In order to prevent penetration of an external magnetic flux into the memory cell of MRAM, it is most important to clad the element with a magnetic material having a high permeability so as to provide a magnetic path thereby allowing no magnetic flux to penetrate any further.
However, when the passivation film of the element is formed from ferrite as disclosed in U.S. Pat. No. 5,902,690, because of a low magnetic saturation in the ferrite itself (for example, 0.2 to 0.5 tesla (T) in general ferrite materials), it is impossible completely to prevent penetration of external magnetic fields. Magnetic saturation in the ferrite itself is approximately 0.2 to 0.35 T in NiZn ferrite, and 0.35 to 0.47 T in MnZn ferrite, however, a magnitude of an external magnetic field penetrating into the MRAM element is as large as several hundreds Oe, thereby only with such a degree of saturation magnetization provided by the ferrite, a permeability becomes almost “1” due to magnetic saturation in the ferrite thereby disabling its function. Further, although a film thickness is not described in U.S. Pat. No. 5,902,690, because a thickness of a normal passivation film is about 0.1 μm or so at most, it is too thin to serve as a magnetic shield layer, thereby any substantial effect cannot be expected. Moreover, in the case if ferrite is to be used as the passivation film, because the ferrite is an oxide magnetic material, when it is deposited by sputtering, an oxygen defect tends to occur, thereby making it difficult to obtain a perfect ferrite to be used as the passivation film.
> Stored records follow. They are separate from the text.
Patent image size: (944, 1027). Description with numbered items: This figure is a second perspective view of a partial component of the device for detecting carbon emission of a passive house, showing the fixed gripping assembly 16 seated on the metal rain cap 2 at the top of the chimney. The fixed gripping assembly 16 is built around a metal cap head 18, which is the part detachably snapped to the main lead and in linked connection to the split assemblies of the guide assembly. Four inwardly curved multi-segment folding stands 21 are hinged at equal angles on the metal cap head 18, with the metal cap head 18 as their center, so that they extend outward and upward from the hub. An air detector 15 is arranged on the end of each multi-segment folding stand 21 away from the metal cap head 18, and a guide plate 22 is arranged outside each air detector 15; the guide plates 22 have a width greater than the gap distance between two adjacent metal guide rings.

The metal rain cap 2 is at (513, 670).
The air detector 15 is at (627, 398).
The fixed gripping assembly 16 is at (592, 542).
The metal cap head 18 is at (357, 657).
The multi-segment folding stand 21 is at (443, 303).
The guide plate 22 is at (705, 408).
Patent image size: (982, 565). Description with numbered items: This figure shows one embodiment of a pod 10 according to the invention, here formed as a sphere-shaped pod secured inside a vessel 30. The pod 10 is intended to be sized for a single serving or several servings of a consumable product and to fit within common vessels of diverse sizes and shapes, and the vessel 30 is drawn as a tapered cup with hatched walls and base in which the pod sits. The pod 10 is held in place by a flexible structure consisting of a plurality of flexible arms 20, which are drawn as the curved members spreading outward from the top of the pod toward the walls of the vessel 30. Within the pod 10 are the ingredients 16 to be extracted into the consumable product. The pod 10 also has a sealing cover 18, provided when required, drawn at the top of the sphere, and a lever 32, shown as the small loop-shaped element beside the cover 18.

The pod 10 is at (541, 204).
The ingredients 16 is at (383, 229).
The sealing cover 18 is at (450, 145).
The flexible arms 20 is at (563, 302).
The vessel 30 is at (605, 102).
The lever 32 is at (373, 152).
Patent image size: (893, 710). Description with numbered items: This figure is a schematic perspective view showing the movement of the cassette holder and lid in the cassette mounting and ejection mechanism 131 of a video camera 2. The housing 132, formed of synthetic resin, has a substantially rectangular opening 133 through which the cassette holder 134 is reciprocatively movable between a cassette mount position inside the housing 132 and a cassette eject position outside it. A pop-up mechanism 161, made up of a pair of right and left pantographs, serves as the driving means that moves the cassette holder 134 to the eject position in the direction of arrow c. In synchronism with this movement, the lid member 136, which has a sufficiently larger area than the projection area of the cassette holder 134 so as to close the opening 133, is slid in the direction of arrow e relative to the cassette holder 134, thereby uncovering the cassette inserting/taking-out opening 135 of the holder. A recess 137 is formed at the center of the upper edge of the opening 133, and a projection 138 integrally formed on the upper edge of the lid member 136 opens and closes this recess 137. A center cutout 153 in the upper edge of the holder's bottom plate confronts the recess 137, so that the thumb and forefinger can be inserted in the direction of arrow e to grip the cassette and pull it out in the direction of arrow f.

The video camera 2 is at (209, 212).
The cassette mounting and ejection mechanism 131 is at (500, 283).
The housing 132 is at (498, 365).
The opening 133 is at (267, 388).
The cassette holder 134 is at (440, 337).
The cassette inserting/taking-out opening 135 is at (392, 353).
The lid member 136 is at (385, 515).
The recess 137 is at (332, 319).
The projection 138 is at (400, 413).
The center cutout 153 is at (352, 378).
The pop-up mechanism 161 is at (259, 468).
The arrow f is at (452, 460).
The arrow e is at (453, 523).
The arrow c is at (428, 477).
Further, in U.S. Pat. No. 5,939,772, a structure for sandwiching the package between the upper and the bottom Permalloy layers is disclosed. By use of the Permalloy, a higher shield performance than that of the ferrite passivation film is obtained. However, although the permeability of the Mu metal disclosed in U.S. Pat. No. 5,939,772 is very high to become μi=100,000 or so, the magnetic saturation thereof is very low to be 0.7 to 0.8 T, at which it will easily saturate to an external magnetic field consequently to become μ=1, therefore, there is a problem that in order to obtain a perfect magnetic shielding effect, a thickness of the shield layer must be increased considerably large. Therefore, as the structure for enabling to prevent penetration of magnetic fields of several hundreds Oe, in practice, it is not yet perfect as the magnetic shield layer in view of both drawbacks that the saturation magnetization thereof is too small and that the thickness thereof is too thin.
Still further, in Japanese Patent Application Publication No. 2001-250206, although a magnetic shield structure using soft iron or the like is disclosed, as this covers only the upper portion of the element, it is not perfect as the magnetic shield. Also, the magnetic characteristics thereof are not sufficient because that the saturation magnetization of the soft iron is 1.7 T and the permeability thereof is μi=300 or so. Therefore, even if a magnetic shield is fabricated using the structure disclosed in Japanese Patent Application Publication JP-A Laid-Open No. 2001-250206, it would be very difficult to completely prevent the penetration of external magnetic fields.
The present invention is contemplated to solve the aforementioned problems associated with the prior art, and to provide means for magnetically shielding MRAM elements sufficiently against large external magnetic fields, and also to guarantee reliable operation of the MRAM elements in an environment surrounding the MRAM elements which produces various magnetic fields.